Conner’s concept for the show, which was called “Art in the Medium of Cardboard and Photocopy- New Brunswick’s Past and Present”- here is a clip of what he wrote about the show: “With the erratic influx of industry back into the city over the past twenty-five years, one can see the identities of economic prosperity and economic disparity coexisting in the streets of New Brunswick every day. The cardboard boxes used to bring in financial files for local banking headquarters are discarded with the trash and serve as bedding and shelter for some of the city's homeless. Thousands of photocopied documents created exclusively for and by local industry are read and then thrown away by all members of the community. Whether the document pertains to a managerial memo or a New Brunswick Police Bulletin, this creation and destruction of information everyday cheapens the message transmitted therein, and creates a sense of disillusionment with the medium of photocopy."

My piece was 2 almost-life-size cardboard people- one of them a man, sitting against the wall, his elbows on his knees, looking down (supposedly a homeless person, though that isn’t really specific exactly and it doesn’t really matter). The other, standing in front of the sitting man, facing away, is a businessman, with a briefcase in one hand, talking on a cell phone. (see pictures)

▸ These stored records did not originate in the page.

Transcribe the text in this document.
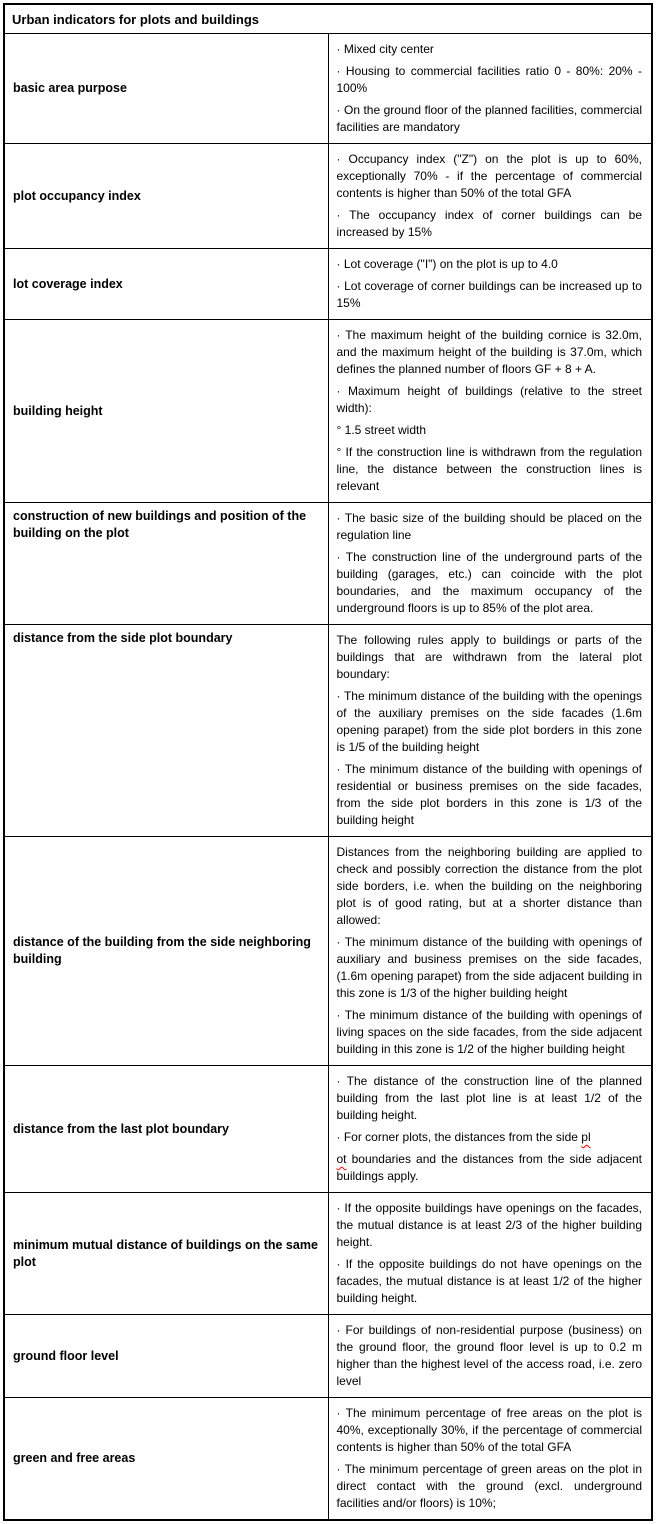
Urban indicators for plots and buildings	
basic area purpose	· Mixed city center
· Housing to commercial facilities ratio 0 - 80%: 20% - 100%
· On the ground floor of the planned facilities, commercial facilities are mandatory

plot occupancy index	· Occupancy index ("Z") on the plot is up to 60%, exceptionally 70% - if the percentage of commercial contents is higher than 50% of the total GFA
· The occupancy index of corner buildings can be increased by 15%

lot coverage index	· Lot coverage ("I") on the plot is up to 4.0
· Lot coverage of corner buildings can be increased up to 15%

building height	· The maximum height of the building cornice is 32.0m, and the maximum height of the building is 37.0m, which defines the planned number of floors GF + 8 + A.
· Maximum height of buildings (relative to the street width):
° 1.5 street width
° If the construction line is withdrawn from the regulation line, the distance between the construction lines is relevant

construction of new buildings and position of the building on the plot	· The basic size of the building should be placed on the regulation line
· The construction line of the underground parts of the building (garages, etc.) can coincide with the plot boundaries, and the maximum occupancy of the underground floors is up to 85% of the plot area.

distance from the side plot boundary	The following rules apply to buildings or parts of the buildings that are withdrawn from the lateral plot boundary:
· The minimum distance of the building with the openings of the auxiliary premises on the side facades (1.6m opening parapet) from the side plot borders in this zone is 1/5 of the building height
· The minimum distance of the building with openings of residential or business premises on the side facades, from the side plot borders in this zone is 1/3 of the building height

distance of the building from the side neighboring building	Distances from the neighboring building are applied to check and possibly correction the distance from the plot side borders, i.e. when the building on the neighboring plot is of good rating, but at a shorter distance than allowed:
· The minimum distance of the building with openings of auxiliary and business premises on the side facades, (1.6m opening parapet) from the side adjacent building in this zone is 1/3 of the higher building height
· The minimum distance of the building with openings of living spaces on the side facades, from the side adjacent building in this zone is 1/2 of the higher building height

distance from the last plot boundary	· The distance of the construction line of the planned building from the last plot line is at least 1/2 of the building height.
· For corner plots, the distances from the side pl
ot boundaries and the distances from the side adjacent buildings apply.

minimum mutual distance of buildings on the same plot	· If the opposite buildings have openings on the facades, the mutual distance is at least 2/3 of the higher building height.
· If the opposite buildings do not have openings on the facades, the mutual distance is at least 1/2 of the higher building height.

ground floor level	· For buildings of non-residential purpose (business) on the ground floor, the ground floor level is up to 0.2 m higher than the highest level of the access road, i.e. zero level

green and free areas	· The minimum percentage of free areas on the plot is 40%, exceptionally 30%, if the percentage of commercial contents is higher than 50% of the total GFA
· The minimum percentage of green areas on the plot in direct contact with the ground (excl. underground facilities and/or floors) is 10%;
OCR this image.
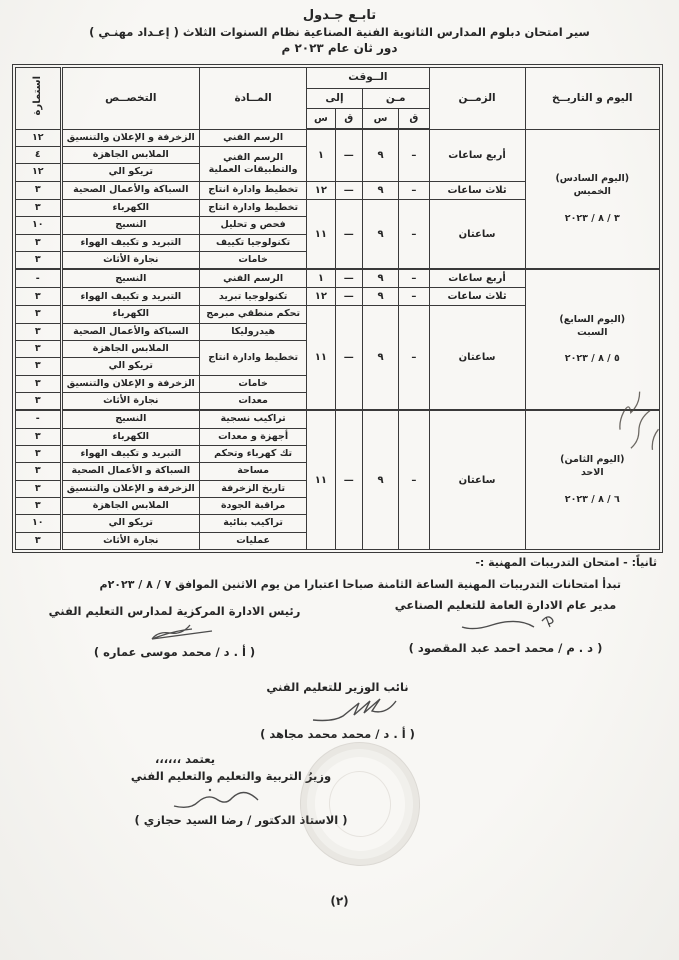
تابـع جـدول
سير امتحان دبلوم المدارس الثانوية الفنية الصناعية نظام السنوات الثلاث ( إعـداد مهنـي )
دور ثان عام ٢٠٢٣ م
اليوم و التاريــخ	الزمــن	الــوقت				المــادة	التخصــص	استمارة
		مـن		إلى				
		ق	س	ق	س			

(اليوم السادس)
الخميس
٣ / ٨ / ٢٠٢٣	أربع ساعات	–	٩	—	١	الرسم الفني	الزخرفة و الإعلان والتنسيق	١٢
						الرسم الفني والتطبيقات العملية	الملابس الجاهزة	٤
							تريكو الي	١٢
	ثلاث ساعات	–	٩	—	١٢	تخطيط وادارة انتاج	السباكة والأعمال الصحية	٣
	ساعتان	–	٩	—	١١	تخطيط وادارة انتاج	الكهرباء	٣
						فحص و تحليل	النسيج	١٠
						تكنولوجيا تكييف	التبريد و تكييف الهواء	٣
						خامات	نجارة الأثاث	٣

(اليوم السابع)
السبت
٥ / ٨ / ٢٠٢٣	أربع ساعات	–	٩	—	١	الرسم الفني	النسيج	-
	ثلاث ساعات	–	٩	—	١٢	تكنولوجيا تبريد	التبريد و تكييف الهواء	٣
	ساعتان	–	٩	—	١١	تحكم منطقي مبرمج	الكهرباء	٣
						هيدروليكا	السباكة والأعمال الصحية	٣
						تخطيط وادارة انتاج	الملابس الجاهزة	٣
							تريكو الي	٣
						خامات	الزخرفة و الإعلان والتنسيق	٣
						معدات	نجارة الأثاث	٣

(اليوم الثامن)
الاحد
٦ / ٨ / ٢٠٢٣	ساعتان	–	٩	—	١١	تراكيب نسجية	النسيج	-
						أجهزة و معدات	الكهرباء	٣
						تك كهرباء وتحكم	التبريد و تكييف الهواء	٣
						مساحة	السباكة و الأعمال الصحية	٣
						تاريخ الزخرفة	الزخرفة و الإعلان والتنسيق	٣
						مراقبة الجودة	الملابس الجاهزة	٣
						تراكيب بنائية	تريكو الي	١٠
						عمليات	نجارة الأثاث	٣
ثانياً: - امتحان التدريبات المهنية :-
تبدأ امتحانات التدريبات المهنية الساعة الثامنة صباحا اعتبارا من يوم الاثنين الموافق ٧ / ٨ / ٢٠٢٣م
مدير عام الادارة العامة للتعليم الصناعي
( د . م / محمد احمد عبد المقصود )
رئيس الادارة المركزية لمدارس التعليم الفني
( أ . د / محمد موسى عماره )
نائب الوزير للتعليم الفني
( أ . د / محمد محمد مجاهد )
يعتمد ،،،،،،
وزيرُ التربية والتعليم والتعليم الفني
( الاستاذ الدكتور / رضا السيد حجازي )
(٢)
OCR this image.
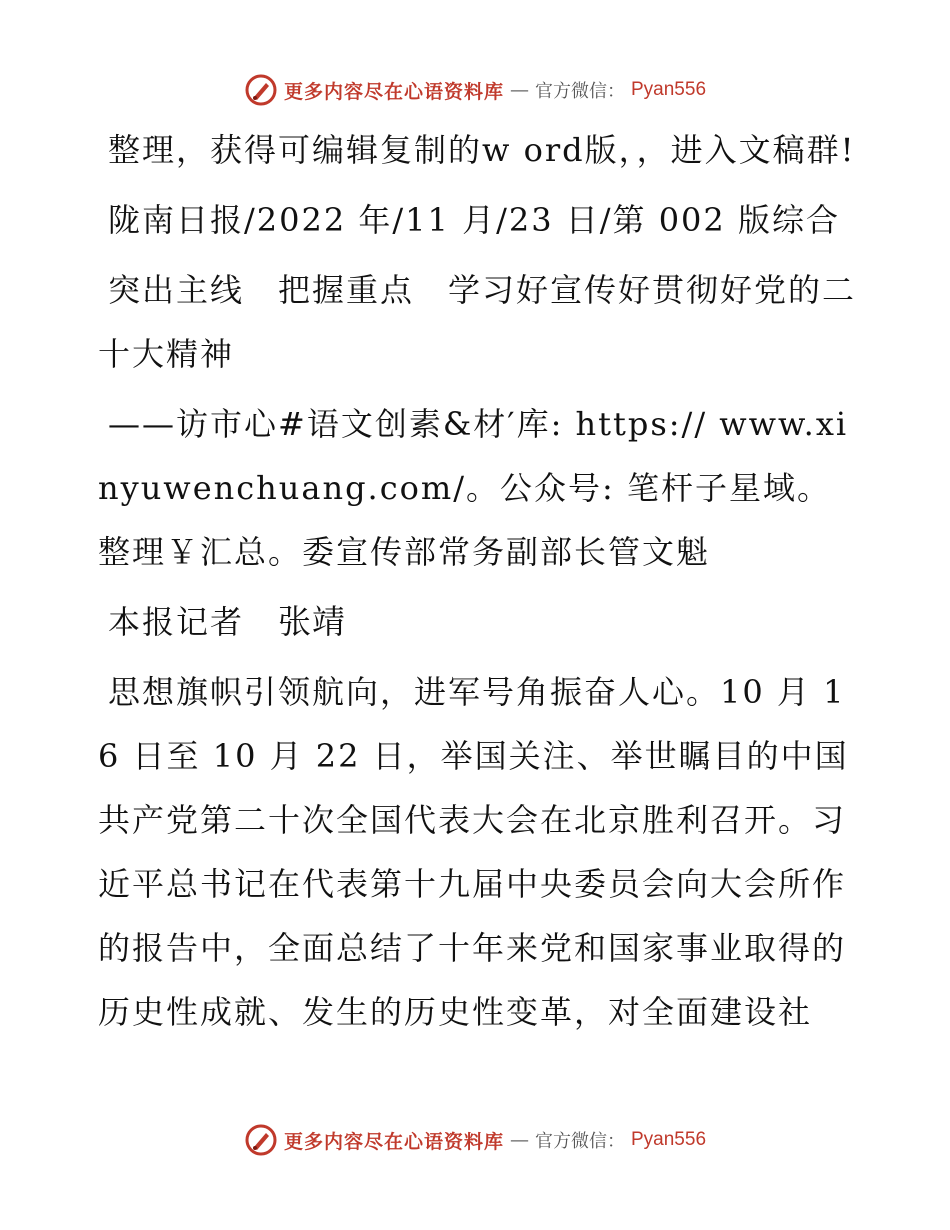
更多内容尽在心语资料库 — 官方微信： Pyan556

整理，获得可编辑复制的w ord版，，进入文稿群!

陇南日报/2022 年/11 月/23 日/第 002 版综合

突出主线　把握重点　学习好宣传好贯彻好党的二十大精神

——访市心#语文创素&材′库: https:// www.xinyuwenchuang.com/。公众号: 笔杆子星域。整理￥汇总。委宣传部常务副部长管文魁

本报记者　张靖

思想旗帜引领航向，进军号角振奋人心。10 月 16 日至 10 月 22 日，举国关注、举世瞩目的中国共产党第二十次全国代表大会在北京胜利召开。习近平总书记在代表第十九届中央委员会向大会所作的报告中，全面总结了十年来党和国家事业取得的历史性成就、发生的历史性变革，对全面建设社

更多内容尽在心语资料库 — 官方微信： Pyan556
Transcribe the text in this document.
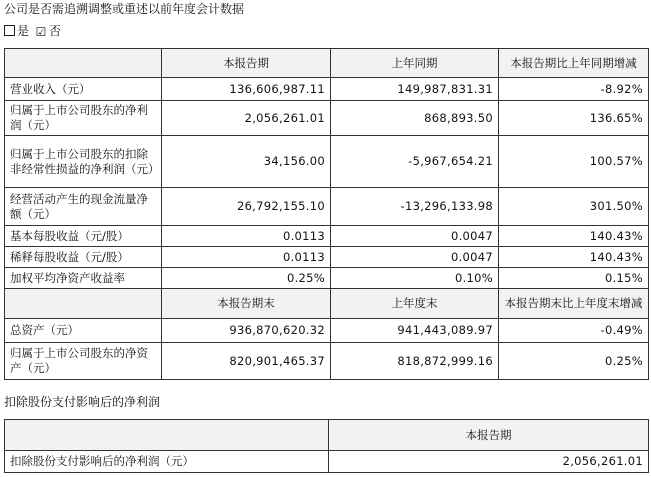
公司是否需追溯调整或重述以前年度会计数据
是 ☑ 否
	本报告期	上年同期	本报告期比上年同期增减
营业收入（元）	136,606,987.11	149,987,831.31	-8.92%
归属于上市公司股东的净利润（元）	2,056,261.01	868,893.50	136.65%
归属于上市公司股东的扣除非经常性损益的净利润（元）	34,156.00	-5,967,654.21	100.57%
经营活动产生的现金流量净额（元）	26,792,155.10	-13,296,133.98	301.50%
基本每股收益（元/股）	0.0113	0.0047	140.43%
稀释每股收益（元/股）	0.0113	0.0047	140.43%
加权平均净资产收益率	0.25%	0.10%	0.15%
	本报告期末	上年度末	本报告期末比上年度末增减
总资产（元）	936,870,620.32	941,443,089.97	-0.49%
归属于上市公司股东的净资产（元）	820,901,465.37	818,872,999.16	0.25%
扣除股份支付影响后的净利润
	本报告期
扣除股份支付影响后的净利润（元）	2,056,261.01
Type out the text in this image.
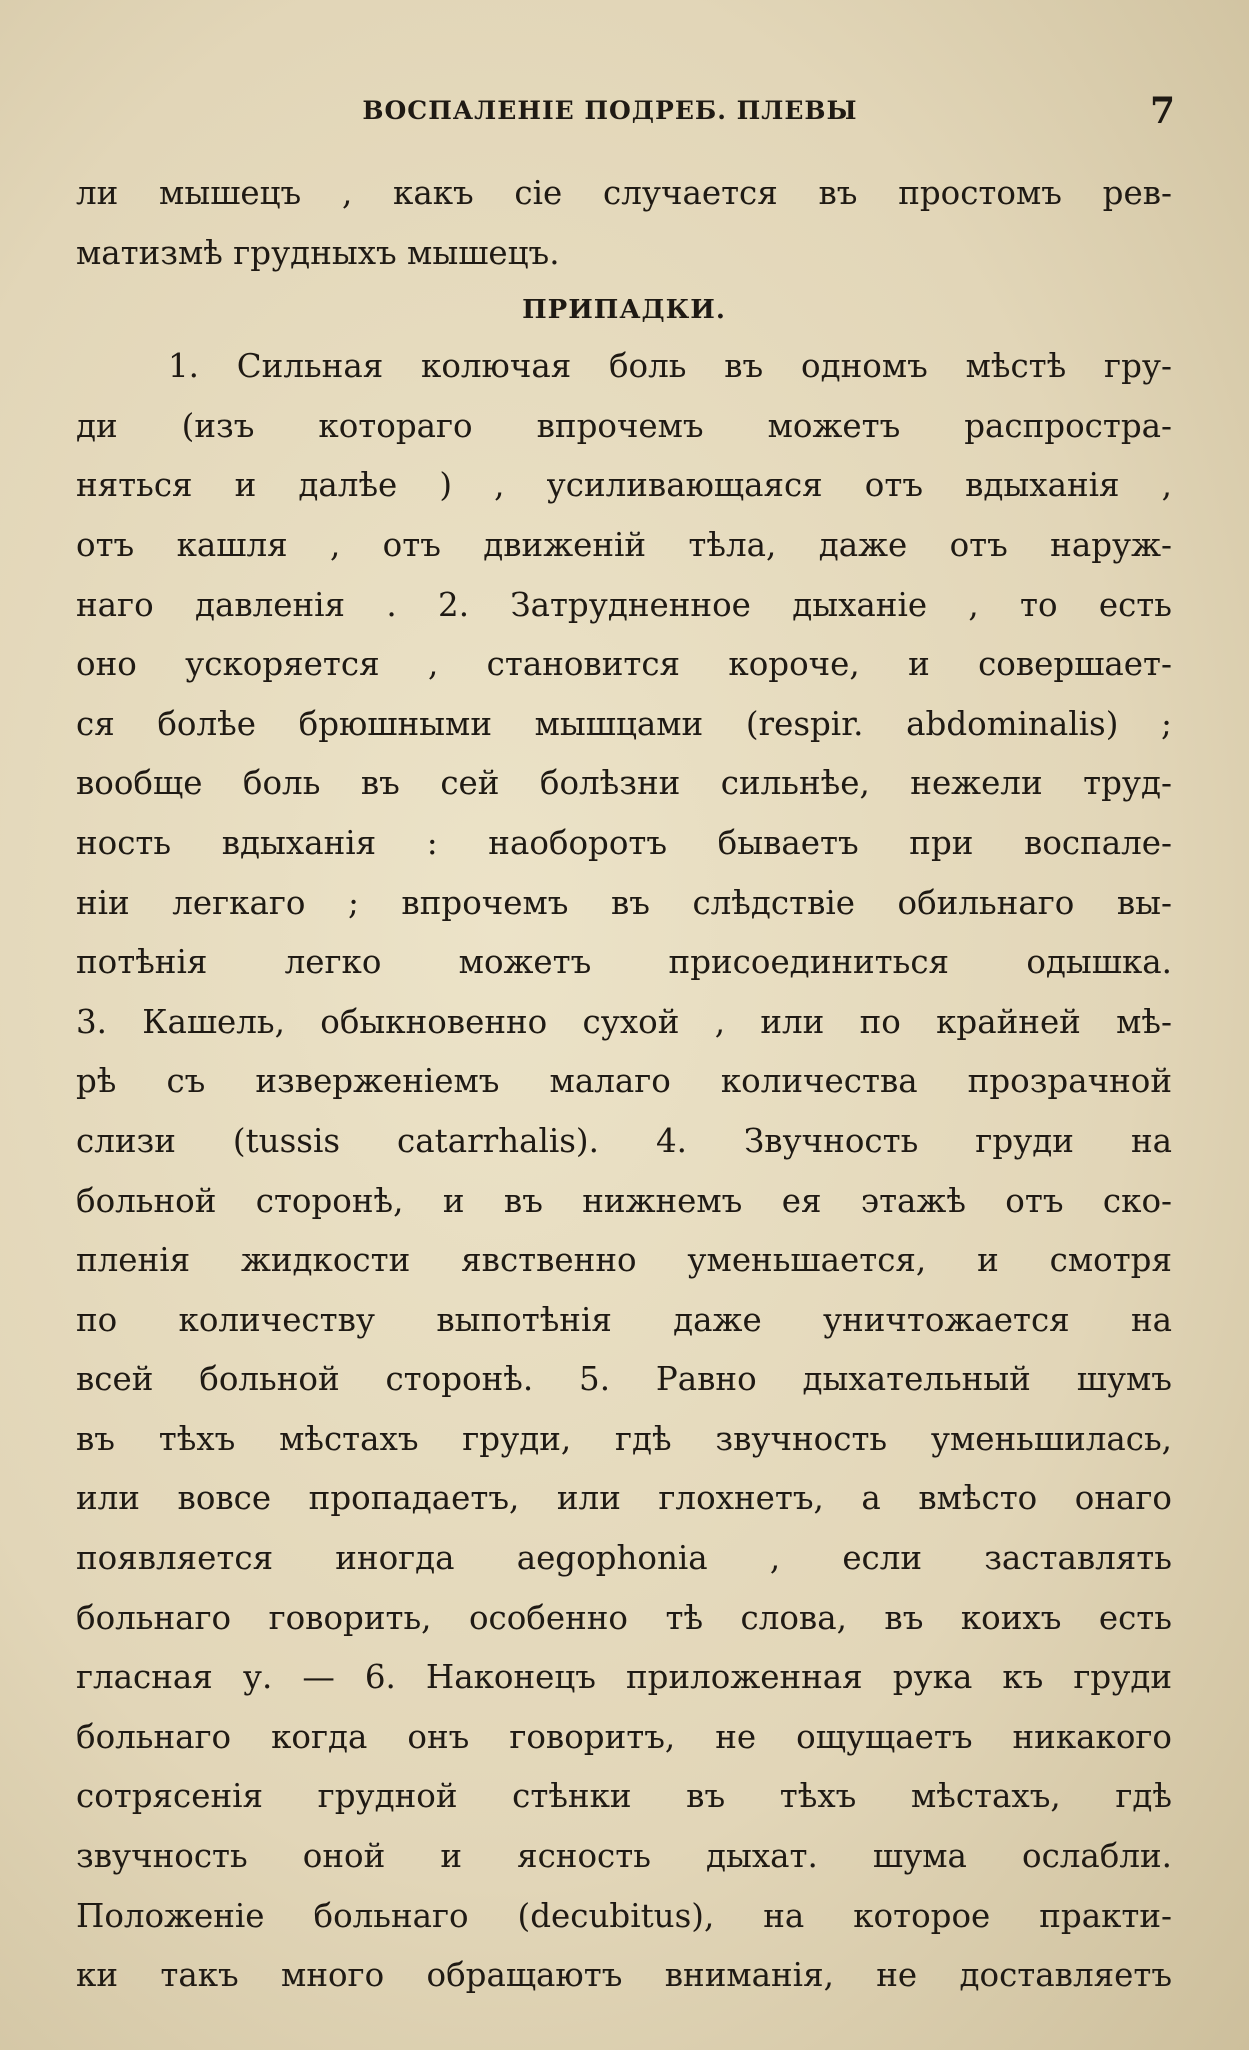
ВОСПАЛЕНІЕ ПОДРЕБ. ПЛЕВЫ	7
ли мышецъ , какъ сіе случается въ простомъ рев-
матизмѣ грудныхъ мышецъ.
ПРИПАДКИ.
1. Сильная колючая боль въ одномъ мѣстѣ гру-
ди (изъ котораго впрочемъ можетъ распростра-
няться и далѣе ) , усиливающаяся отъ вдыханія ,
отъ кашля , отъ движеній тѣла, даже отъ наруж-
наго давленія . 2. Затрудненное дыханіе , то есть
оно ускоряется , становится короче, и совершает-
ся болѣе брюшными мышцами (respir. abdominalis) ;
вообще боль въ сей болѣзни сильнѣе, нежели труд-
ность вдыханія : наоборотъ бываетъ при воспале-
ніи легкаго ; впрочемъ въ слѣдствіе обильнаго вы-
потѣнія легко можетъ присоединиться одышка.
3. Кашель, обыкновенно сухой , или по крайней мѣ-
рѣ съ изверженіемъ малаго количества прозрачной
слизи (tussis catarrhalis). 4. Звучность груди на
больной сторонѣ, и въ нижнемъ ея этажѣ отъ ско-
пленія жидкости явственно уменьшается, и смотря
по количеству выпотѣнія даже уничтожается на
всей больной сторонѣ. 5. Равно дыхательный шумъ
въ тѣхъ мѣстахъ груди, гдѣ звучность уменьшилась,
или вовсе пропадаетъ, или глохнетъ, а вмѣсто онаго
появляется иногда aegophonia , если заставлять
больнаго говорить, особенно тѣ слова, въ коихъ есть
гласная у. — 6. Наконецъ приложенная рука къ груди
больнаго когда онъ говоритъ, не ощущаетъ никакого
сотрясенія грудной стѣнки въ тѣхъ мѣстахъ, гдѣ
звучность оной и ясность дыхат. шума ослабли.
Положеніе больнаго (decubitus), на которое практи-
ки такъ много обращаютъ вниманія, не доставляетъ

The name sort of came to me randomly but I liked it a lot- how a cardboard box is used to carry ‘”important” documents to the businessman, thrown away, used as a bed or blanket for a homeless person- the cardboard being treated as unimportant by the business man when really it is a valuable material. Similarly, there are people in a society that are discarded as useless and unimportant, when that is not the case. Further, both people are made out of the same disposable material- despite that they may be different shapes and stand differently, we are all disposable and our lifetimes are limited. and maybe if this mortality was more widely recognized, people might act a little different towards each other. If we realized that being businessman in a big corporation doesn’t make you better or more important- and that these businesses are man-made, of inflated importance, and in the long run a ridiculous waste of time and resources, then morality would be treated differently as well.